In thinking on that logic, I’ve come to look at my life in a new lens of gratitude for my villain moments. I’m someone who recognizes I’m not perfect and have made countless mistakes that hurt others or caused some type of setback in their lives. All my life my guilt over hurting others has haunted me like a ghost, always lingering in the back of my mind. I feel immense shame at letting others down, disappointing someone or hurting their feelings. Even in times when I believe people deserve to hear the harsh truth of what I might say or my action was the best I could do at the time, I’d still walk away with the weight of guilt and shame crushing me at my core.

But if I look at my own life, the moments where I’ve felt hurt, broken, angry, or upset are usually the moments right before I’ve grown the most. They’re the moments that taught me fortitude and courage. The moments that shaped my heart to be kind and devoted to others. Other peoples villain moments became my catalyst for growth. They were my awakening. My lessons. My grit. My power.

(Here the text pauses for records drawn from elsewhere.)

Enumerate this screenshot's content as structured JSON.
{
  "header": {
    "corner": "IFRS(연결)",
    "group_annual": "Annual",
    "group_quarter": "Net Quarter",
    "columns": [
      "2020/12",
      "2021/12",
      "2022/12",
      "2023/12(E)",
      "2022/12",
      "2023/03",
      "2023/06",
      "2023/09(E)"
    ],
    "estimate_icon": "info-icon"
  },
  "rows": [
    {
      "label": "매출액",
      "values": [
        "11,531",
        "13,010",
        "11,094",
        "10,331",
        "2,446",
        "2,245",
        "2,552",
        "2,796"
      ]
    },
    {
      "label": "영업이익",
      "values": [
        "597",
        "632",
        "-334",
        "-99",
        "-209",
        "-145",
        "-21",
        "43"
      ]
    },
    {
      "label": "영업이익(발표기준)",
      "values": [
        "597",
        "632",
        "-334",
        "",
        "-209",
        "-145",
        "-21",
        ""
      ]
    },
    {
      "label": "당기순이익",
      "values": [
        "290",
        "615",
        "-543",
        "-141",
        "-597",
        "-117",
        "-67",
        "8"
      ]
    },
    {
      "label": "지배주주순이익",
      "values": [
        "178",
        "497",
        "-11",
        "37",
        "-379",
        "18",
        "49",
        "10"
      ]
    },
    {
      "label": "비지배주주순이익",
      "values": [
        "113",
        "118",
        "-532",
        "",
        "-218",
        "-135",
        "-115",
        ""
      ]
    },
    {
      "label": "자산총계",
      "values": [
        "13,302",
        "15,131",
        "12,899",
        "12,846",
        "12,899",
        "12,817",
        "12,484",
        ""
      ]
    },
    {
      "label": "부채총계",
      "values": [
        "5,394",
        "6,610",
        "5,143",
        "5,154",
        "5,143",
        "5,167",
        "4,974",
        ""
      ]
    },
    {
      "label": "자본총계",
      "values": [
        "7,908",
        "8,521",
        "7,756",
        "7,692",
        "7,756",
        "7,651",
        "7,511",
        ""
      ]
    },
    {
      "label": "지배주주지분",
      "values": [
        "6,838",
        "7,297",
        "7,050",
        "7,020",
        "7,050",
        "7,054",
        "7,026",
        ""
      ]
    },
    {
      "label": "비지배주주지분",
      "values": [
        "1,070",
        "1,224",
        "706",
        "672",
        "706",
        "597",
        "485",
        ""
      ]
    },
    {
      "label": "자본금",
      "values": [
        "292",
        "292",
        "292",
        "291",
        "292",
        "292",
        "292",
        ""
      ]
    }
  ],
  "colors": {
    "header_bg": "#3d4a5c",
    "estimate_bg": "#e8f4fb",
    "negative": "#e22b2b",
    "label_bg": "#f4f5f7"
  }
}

So Im sitting here now with a sense of gratitude in my darker moments. The moments where I messed up and played the villain in someone else’s story weren’t my finest moments but they also served a purpose — you see, everyone has to have a villain. In my story, the readers are rooting for me, but in someone else’s, I may be the very thing they’re hoping to defeat. But the gift is that there are lessons to be learned on both sides. In my darker moments I had to be knocked down to learn the lesson in that story, but then I also had to learn how to save myself and get back up in my own.

For so long I’ve suffocated under this idea that I wasn’t a good enough person because of all the terrible things I’ve done in my past. But tonight I breathe easier having accepted that it’s possible to be both the hero of my own story and the villain of someone else’s. It’s possible to celebrate my triumphs and hard work and recognize that the person I was then didn’t know as much as the person I am now. It gives me hope to truly give everyone the benefit of the doubt in their ability to change and grow and just recognize that I am not the author of their story so I don’t get to dictate how that plot line plays out.

It’s also possible that my moments of triumph are the moments of pain and loss for someone else. There’s still beauty and gratitude to be found in these moments. In my own story, my losses and my pain shaped my strength and determination. In that pain, I’d compare and compete and judge myself against those who’d beaten me or won. I’d feel inferior, unworthy, and unremarkable, caged in by all the people around me who were better, smarter, more talented and certainly more beautiful. Tonight it’s like finally unlocking that cage and opening the door to the world beyond. Someone else getting their triumph or happy ending in their story doesn’t have to mean I’ll never get mine, it’s just not that point in my story. Not every book is a chapter book. Some books are series that never seem to end, some are duologys. Some are standalone happily ever afters and some have thousands of retellings. Each story is paced differently and I can only control the pacing in my own.

So as I sit here rooted in gratitude I’m thankful the most for the shift in perspective I’ve been given. I went from treating myself like a side character in my own story, to realizing I’m not only the main character, I’m the author. More than that, I am not the author of someone else’s story. In those I may be just a side character, I may be a mentor, a lover, a villain— but I’ll never be the author. Part of the acceptance of the role I play in others story’s and the influence I have, it really helps me let go of some of the weight of guilt and shame and comparison. While I strive to do good and treat others well, mine is not the only story being told right now. It’s inevitable that I won’t be the hero in every story ever told and not trying to live up to that impossible standard is a breath of fresh air.

This might be the part in my story where I crossed the veil and became the narrator to help myself finally learn the lessons these darker moments have been trying to teach me all along.